Tuesday, December 14, 2010

The Patient Protection and Affordable Care Act: What Health Care Reform Means to You

On March 23rd, 2010, President Obama signed into law the Patient Protection and Affordable Care Act, designed to reduce health care costs for American families and small businesses, expand coverage to millions of Americans and end certain practices of insurance companies.

Although some provisions of the act do not become effective until 2014, many take effect immediately.

For example, certain persons with pre-existing conditions can get coverage this year.
If you have been uninsured for 6 months and have a pre-existing condition, you will gain access to health insurance that was not previously available to you. A new program known as the interim high-risk pool will provide insurance for Americans who are uninsured because of a pre-existing condition through a temporary subsidized high‐risk pool, to provide temporary protection for people with pre-existing conditions until 2014, at which time insurance companies can no longer deny coverage based on your health.
Effective 6 months after enactment (approximately September, 2010):

• No discrimination against children with pre-existing conditions. The law prohibits new health plans from denying coverage to children with pre‐existing conditions. Beginning in 2014, this prohibition would apply to all persons.

• Insurance companies are banned from dropping people from coverage when they become sick.

• New health plans must allow children up to age 26 to remain on their parents’ insurance policy (at their parents’ choice). Both married and unmarried dependents qualify for this dependent coverage. Beginning in 2014, children up to age 26 can stay on their parent’s employer plan even if they have an offer of coverage through their employer.

• Health insurance companies are prohibited from placing lifetime caps on coverage. Annual limits will also be restricted, and will be prohibited all together by 2014.

• New private plans must cover preventative services with no co-payments, and preventive services must be exempt from deductibles.
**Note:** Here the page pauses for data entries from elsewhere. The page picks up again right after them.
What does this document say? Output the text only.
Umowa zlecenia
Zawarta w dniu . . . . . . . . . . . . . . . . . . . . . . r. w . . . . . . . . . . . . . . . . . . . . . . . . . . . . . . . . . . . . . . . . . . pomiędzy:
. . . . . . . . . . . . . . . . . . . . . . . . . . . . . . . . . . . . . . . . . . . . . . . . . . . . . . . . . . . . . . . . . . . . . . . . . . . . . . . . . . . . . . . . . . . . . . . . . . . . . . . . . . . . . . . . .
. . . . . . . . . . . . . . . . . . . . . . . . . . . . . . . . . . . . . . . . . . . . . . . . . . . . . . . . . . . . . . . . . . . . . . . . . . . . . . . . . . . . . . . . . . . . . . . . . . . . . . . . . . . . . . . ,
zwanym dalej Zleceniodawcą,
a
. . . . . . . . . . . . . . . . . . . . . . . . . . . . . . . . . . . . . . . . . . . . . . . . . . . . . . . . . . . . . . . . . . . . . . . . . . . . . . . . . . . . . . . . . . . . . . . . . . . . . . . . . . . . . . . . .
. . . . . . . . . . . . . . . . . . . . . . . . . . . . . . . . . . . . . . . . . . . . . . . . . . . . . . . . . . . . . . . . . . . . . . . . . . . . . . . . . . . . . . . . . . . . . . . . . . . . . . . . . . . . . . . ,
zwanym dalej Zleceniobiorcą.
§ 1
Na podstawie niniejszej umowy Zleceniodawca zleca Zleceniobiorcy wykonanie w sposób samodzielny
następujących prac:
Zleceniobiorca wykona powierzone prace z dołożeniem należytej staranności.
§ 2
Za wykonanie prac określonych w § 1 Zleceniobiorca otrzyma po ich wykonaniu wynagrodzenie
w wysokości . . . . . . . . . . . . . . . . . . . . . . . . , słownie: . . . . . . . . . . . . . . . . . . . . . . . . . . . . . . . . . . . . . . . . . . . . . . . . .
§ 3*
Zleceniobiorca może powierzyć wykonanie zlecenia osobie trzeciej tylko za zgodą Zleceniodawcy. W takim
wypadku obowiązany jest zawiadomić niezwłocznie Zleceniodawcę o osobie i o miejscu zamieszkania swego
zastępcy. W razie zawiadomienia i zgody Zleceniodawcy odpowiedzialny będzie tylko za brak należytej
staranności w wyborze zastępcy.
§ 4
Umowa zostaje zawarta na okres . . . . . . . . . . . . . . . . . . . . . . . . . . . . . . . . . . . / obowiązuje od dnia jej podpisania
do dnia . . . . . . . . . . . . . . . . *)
• Consumers in new plans must be ensured access to an effective internal and external appeals process to appeal decisions by their health insurance plan.

• New group health plans are prohibited from establishing eligibility rules for health care coverage that have the effect of discriminating in favor of higher wage employees.


Other provision that become effective this year:

• The act provides a $250 rebate to Medicare Beneficiaries who hit the “donut hole” (the gap in Medicare prescription drug coverage). Beginning 2011, there will be a 50% discount on prescription drugs in the donut hole, which is to be completely closed by 2020.

• There is help for early retirees through the creation of a temporary re-insurance program (until the Exchanges are available) to help offset premiums for retirees ages 55-64.

• States will be provided aid to establish offices of health insurance consumer assistance in order to help individuals with the filing of complaints and appeals.

Beginning in 2011:

• Copayments for preventive services under the Medicare program are eliminated, and preventive services are exempt from deductibles.

• Individual and small group plans are required to spend 80 percent of premium dollars on medical services (85% for larger group plans). Insurers who do not meet this threshold must give rebates to policyholders.

• Increased funding for community health centers will allow for nearly double the number patients served by the centers over the next 5 years.

• New investments will be implemented to increase the number of primary care practitioners, including doctors, nurses, nurse practitioners, and physician assistants.

• Health insurance companies will be required to submit justification for all requested premium increases, and insurance companies with excessive or unjustified premium exchanges may not be able to participate in the new Health Insurance Exchanges.

Nothing in the health reform bill requires anyone to change their existing coverage. If you like the health plan you have, you will be able to keep it. There is also no “employer mandate” in the legislation, so your employer is not required to provide you with medical insurance, but those who do may be eligible for tax incentives.